Dental anxiety and phobias related to the dental industry are quite common, yet people are still recommended to (and often do) visit the dentist two times or more a year, for one reason or another. Because of this, dental providers must work with patients who are at times uncomfortable or even uncooperative. In order to work with these types of patients and make the dental experience less stressful, it helps dental providers to understand the root causes of dental anxiety, the signals and symptoms, and how to mitigate it in their patients.
What Causes Dental Anxiety
In all the research that has been done on dental anxiety and dental phobia, scientists have identified a few root causes of the conditions:
- A prior traumatic dental experience
- Unrelated trauma to the mouth, head, or neck
- Past experience with abuse
- General anxiety disorder
- Post-traumatic stress disorder
- Major depressive disorder
- Issues with losing control
- Trust issues
- Other phobias like agoraphobia, claustrophobia, obsessive compulsive disorder, etc.
What are the Signs and Symptoms of Dental Anxiety?
Recognizing dental anxiety in patients is crucial for providers because not every patient will be vocal (or even aware of) the issues they are facing.
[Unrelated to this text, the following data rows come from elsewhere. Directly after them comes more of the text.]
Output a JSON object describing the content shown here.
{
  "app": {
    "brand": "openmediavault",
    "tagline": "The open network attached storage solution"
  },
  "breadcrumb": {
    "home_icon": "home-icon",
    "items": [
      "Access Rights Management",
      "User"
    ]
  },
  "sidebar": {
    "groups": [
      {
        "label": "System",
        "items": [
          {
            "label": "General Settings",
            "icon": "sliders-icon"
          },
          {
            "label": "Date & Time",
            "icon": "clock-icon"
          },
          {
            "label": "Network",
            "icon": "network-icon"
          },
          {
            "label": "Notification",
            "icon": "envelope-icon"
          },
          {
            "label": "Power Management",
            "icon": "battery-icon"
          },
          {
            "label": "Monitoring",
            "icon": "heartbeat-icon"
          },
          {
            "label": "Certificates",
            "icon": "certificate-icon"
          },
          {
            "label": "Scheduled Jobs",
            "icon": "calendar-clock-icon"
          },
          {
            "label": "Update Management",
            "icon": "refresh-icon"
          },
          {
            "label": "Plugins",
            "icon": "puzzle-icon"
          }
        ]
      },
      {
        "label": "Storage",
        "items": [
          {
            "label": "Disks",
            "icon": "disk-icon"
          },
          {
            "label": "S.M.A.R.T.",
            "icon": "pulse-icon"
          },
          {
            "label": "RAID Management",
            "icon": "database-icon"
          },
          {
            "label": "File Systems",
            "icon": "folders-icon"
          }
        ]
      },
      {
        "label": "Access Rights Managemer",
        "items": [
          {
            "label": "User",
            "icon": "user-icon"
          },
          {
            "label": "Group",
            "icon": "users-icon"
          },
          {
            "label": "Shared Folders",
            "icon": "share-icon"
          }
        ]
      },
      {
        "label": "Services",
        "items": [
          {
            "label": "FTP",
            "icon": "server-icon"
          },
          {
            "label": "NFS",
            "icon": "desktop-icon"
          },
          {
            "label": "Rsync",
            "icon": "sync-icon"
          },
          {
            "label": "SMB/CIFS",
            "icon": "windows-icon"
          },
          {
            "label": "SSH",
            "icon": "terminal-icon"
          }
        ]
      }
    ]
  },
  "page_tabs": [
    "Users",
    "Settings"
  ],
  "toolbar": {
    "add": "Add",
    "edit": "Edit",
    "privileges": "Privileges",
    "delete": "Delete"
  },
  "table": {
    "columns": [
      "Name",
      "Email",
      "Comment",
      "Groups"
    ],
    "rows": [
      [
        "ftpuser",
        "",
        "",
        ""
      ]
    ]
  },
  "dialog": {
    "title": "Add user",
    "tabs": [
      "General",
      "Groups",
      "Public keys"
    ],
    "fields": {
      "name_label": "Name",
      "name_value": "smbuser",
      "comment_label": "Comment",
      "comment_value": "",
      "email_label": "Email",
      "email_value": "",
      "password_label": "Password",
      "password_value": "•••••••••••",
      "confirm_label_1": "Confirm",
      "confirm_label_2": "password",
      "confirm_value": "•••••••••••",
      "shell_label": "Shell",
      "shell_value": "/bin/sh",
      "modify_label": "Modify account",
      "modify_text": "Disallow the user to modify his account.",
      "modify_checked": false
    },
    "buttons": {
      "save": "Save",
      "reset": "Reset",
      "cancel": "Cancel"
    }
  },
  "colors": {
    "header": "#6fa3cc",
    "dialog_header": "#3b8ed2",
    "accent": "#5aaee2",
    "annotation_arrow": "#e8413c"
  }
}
Evidence-based research has revealed the signs of dental anxiety to be one or more of the following:
- Excessive sweating
- Increased heart rate or palpitations
- High blood pressure
- Low blood pressure followed by fainting spells
- Visible distress
- Resistance to procedures
- Refusal to schedule future appointments
- Signs of panic or panic attacks
How Providers Can Help Patients Manage Dental Anxiety
While it is largely on the patient to confront their own dental anxiety using a variety of methods (therapy, etc.), dental providers can do certain things to help their patients manage the condition, including:
- Distraction methods (allowing patients to listen to music, watch television, or view relaxing images)
- Using weighted blankets
- Thoroughly explaining procedures and techniques before beginning treatment
- Working with patients to establish non-verbal communication techniques (such as hand signals to indicate that patients would like you to stop treatment or take a break)
- Allowing patients to use doctor-prescribed analgesics, medication, or a general anesthesia
- Using products like dental chair accessories to properly position patients, keeping them calm and comfortable during treatment
Most importantly, keep an open line of communication with your patients. Talking to them and validating and addressing their concerns is one of the most important things a provider can do. It will help your patients cope with their anxiety, stay calm, and get through the necessary treatment as quickly and painlessly as possible.